Jamais Wittig n’a écrit un ouvrage « avec autant de passion et d’engagement personnel [19] ». Dès le début des années 1970, elle accompagne l’émergence d’une voix politique lesbienne au sein du MLF. En 1971, elle cofonde le premier collectif lesbien Gouines rouges où se développe un lesbianisme politique. Celui-ci est en mesure d’offrir un avantage stratégique dans la compréhension de l’oppression des femmes, les lesbiennes bénéficiant d’une autonomie relative vis-à-vis des hommes.

Rapidement, ce point de vue est contesté par la plupart des militantes du MLF : il s’agirait d’une forme de division, de désolidarisation des femmes. Si les Gouines rouges se dissolvent en 1973 sans avoir réussi à visibiliser une ligne lesbienne, Wittig relance à la fin de 1974 un projet d’autonomisation politique lesbienne, cette fois dans une optique internationaliste. Elle s’engage dans la création d’une section française du Front lesbien international [20], né quelques mois plus tôt à la suite de la Conférence internationale des femmes à Francfort.

Ce projet politique s’accompagne d’ambitions théoriques nouvelles. Dès 1975, Wittig développe une connaissance historique et empirique du lesbianisme. Dans une note d’intention pour un « livre sur l’homosexualité féminine [21] », elle s’intéresse à l’effacement du lesbianisme dans l’histoire, à son mode d’existence contemporain et à venir, et à ses aspects culturels et politiques. Ce projet de constitution d’un savoir sociologique lesbien ne voit pas le jour en tant que tel, mais prend une forme inattendue.

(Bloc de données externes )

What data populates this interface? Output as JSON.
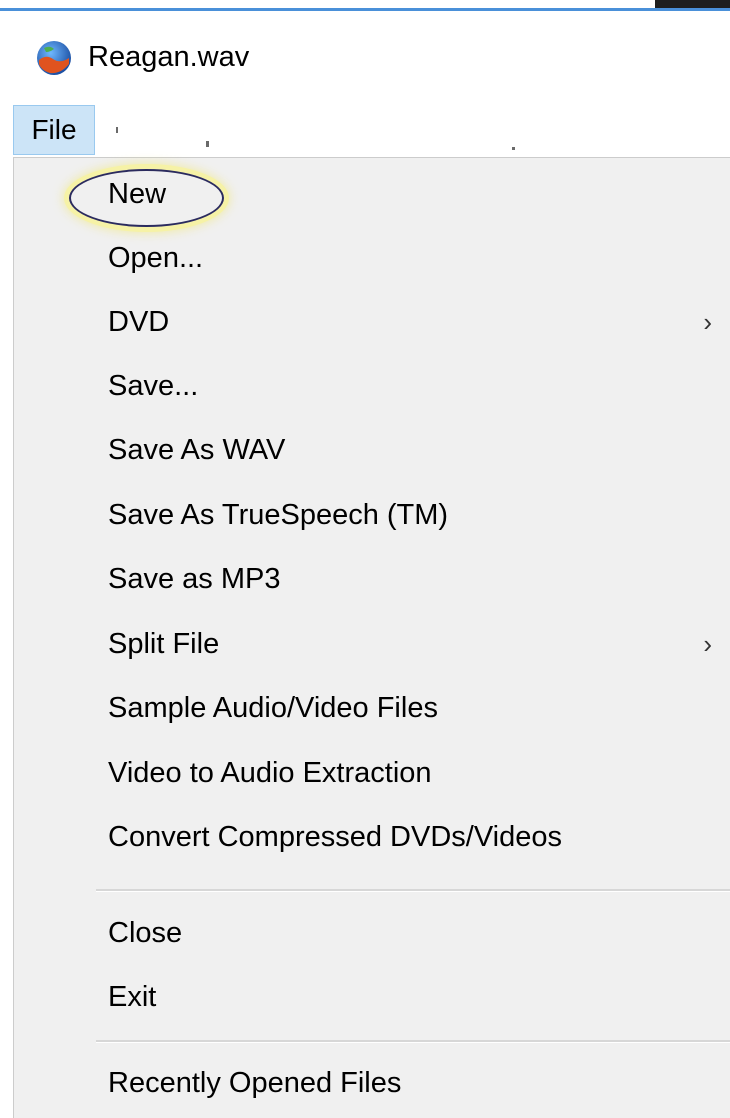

En effet, l’utopie lesbienne de Wittig existe le temps d’un été passé en Grèce avec sa compagne Sande Zeig. Elles en rapportent leur Brouillon pour un dictionnaire des amantes (1976) qui, comme son titre l’indique, tourne le dos à l’idée d’un savoir clos sur lui-même en faveur d’un ensemble précaire, ouvert à la réécriture et à l’invention. Dans les entrées de ce dictionnaire fictif, Wittig et Zeig imaginent de nouvelles mythologies, inventent d’autres formes de société, invitant à refonder sans cesse un nouvel imaginaire politique. Mais en France, dans le champ militant, le projet d’un Front lesbien international rencontre de violentes résistances, y compris de la part des Féministes révolutionnaires, courant auquel Wittig appartient. Elle est profondément atteinte : c’est l’une des raisons motivant son départ pour les États-Unis, dans une sorte d’exil.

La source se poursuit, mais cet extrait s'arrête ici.